In 1802, with the French Revolution taken under control and Napoleon appointed as ruler of France, a French expeditionary force of 31,000 was sent to take back the island. After Dessalines defected to the French forces, Louverture was captured and taken to France. When it became evident that the French wanted to reinstate slavery, Dessalines switched sides again and defeated the French forces in 1803 with the help of a British naval blockade. The utter brutality of the fighting had reduced the French force to only 7,000, with 20 French generals dying. In 1804, Dessalines ordered the massacre of the remaining white French people in Saint-Domingue along with others declared as traitors. He ruled as the Emperor of Haiti from 1804 to 1806, ruling over a feudal society until his assassination.

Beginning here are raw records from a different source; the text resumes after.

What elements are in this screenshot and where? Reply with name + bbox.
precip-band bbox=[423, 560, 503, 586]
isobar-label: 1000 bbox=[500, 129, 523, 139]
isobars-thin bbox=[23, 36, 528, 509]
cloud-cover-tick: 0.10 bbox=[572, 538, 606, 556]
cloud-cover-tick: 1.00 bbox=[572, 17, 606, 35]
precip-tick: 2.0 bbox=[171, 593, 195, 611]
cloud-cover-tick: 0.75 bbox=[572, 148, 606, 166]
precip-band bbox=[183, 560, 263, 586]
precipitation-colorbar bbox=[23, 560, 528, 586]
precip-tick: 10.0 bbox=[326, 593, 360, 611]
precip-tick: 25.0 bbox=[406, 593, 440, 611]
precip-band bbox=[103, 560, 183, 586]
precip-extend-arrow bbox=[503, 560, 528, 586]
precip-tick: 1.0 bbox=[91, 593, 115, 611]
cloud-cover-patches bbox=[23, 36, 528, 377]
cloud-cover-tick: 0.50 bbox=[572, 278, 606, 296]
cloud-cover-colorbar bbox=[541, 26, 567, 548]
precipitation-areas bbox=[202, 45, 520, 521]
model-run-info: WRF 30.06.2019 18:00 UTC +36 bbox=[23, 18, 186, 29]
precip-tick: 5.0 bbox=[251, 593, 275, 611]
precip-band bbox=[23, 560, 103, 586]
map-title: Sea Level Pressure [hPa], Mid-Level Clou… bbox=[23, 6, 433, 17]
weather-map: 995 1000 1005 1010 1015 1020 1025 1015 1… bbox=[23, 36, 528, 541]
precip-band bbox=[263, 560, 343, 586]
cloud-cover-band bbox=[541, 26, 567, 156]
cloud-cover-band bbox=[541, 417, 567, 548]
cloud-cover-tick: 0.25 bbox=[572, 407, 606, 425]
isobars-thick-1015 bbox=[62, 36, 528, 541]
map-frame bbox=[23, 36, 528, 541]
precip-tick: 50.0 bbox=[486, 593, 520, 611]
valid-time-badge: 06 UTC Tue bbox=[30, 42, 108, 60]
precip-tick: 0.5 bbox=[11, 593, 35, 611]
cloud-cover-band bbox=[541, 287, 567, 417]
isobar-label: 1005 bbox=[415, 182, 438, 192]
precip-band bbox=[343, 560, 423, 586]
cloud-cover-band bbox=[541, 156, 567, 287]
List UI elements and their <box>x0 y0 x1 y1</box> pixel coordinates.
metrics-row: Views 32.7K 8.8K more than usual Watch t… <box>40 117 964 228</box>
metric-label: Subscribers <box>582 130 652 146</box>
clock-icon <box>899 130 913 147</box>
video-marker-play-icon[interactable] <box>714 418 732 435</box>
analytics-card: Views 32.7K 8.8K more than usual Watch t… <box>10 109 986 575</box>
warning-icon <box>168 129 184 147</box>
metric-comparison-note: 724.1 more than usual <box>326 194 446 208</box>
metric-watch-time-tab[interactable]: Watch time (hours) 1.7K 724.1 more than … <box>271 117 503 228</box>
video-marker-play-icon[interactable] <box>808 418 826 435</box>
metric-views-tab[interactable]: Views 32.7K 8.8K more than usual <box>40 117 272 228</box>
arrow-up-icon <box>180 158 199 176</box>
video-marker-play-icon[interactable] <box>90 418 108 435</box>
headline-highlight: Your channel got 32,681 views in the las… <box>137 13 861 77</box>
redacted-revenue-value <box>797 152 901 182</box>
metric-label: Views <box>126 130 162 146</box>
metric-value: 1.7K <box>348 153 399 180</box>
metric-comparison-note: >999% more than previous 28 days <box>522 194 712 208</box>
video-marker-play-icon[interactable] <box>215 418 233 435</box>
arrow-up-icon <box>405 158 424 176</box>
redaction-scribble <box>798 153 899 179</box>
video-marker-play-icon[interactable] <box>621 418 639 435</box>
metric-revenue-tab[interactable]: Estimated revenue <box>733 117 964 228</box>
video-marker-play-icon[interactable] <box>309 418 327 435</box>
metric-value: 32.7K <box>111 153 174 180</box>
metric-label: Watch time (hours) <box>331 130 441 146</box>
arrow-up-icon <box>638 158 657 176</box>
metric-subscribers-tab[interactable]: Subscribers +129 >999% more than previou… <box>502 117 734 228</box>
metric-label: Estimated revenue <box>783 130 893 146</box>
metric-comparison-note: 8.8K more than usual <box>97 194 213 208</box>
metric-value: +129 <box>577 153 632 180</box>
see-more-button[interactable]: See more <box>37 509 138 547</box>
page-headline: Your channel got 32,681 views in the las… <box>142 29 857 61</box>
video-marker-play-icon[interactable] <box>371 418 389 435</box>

From 1806 to 1820 the island was split into two, before being unified in 1821 under Boyer. Under threat of invasion from a French fleet sent by the French monarch, Boyer agreed to pay France 150 million francs (US$560 million in today’s money) in exchange for the recognition of independence. The payments were a massive load upon the local economy, especially with the hostility of the US and other governments to a state that had beaten and massacred its European overlords. Even by 1900, 80% of Haiti’s government spending was debt repayment and the reparations were not fully repaid until 1947. France had enslaved Haiti once more through the enforced debt. Nationalist forces in Santo Domingo regained their separate independence in 1844, with the island once again being split in two as it continues to be to this day. With Haiti located on the western side of the island.

In1889 the US had attempted to force Haiti to allow for a US naval base, and in 1897 used gunboat diplomacy to humiliate the Haitian government. Then the US occupied Haiti from 1915 to 1934 and imposed a new constitution upon the nation.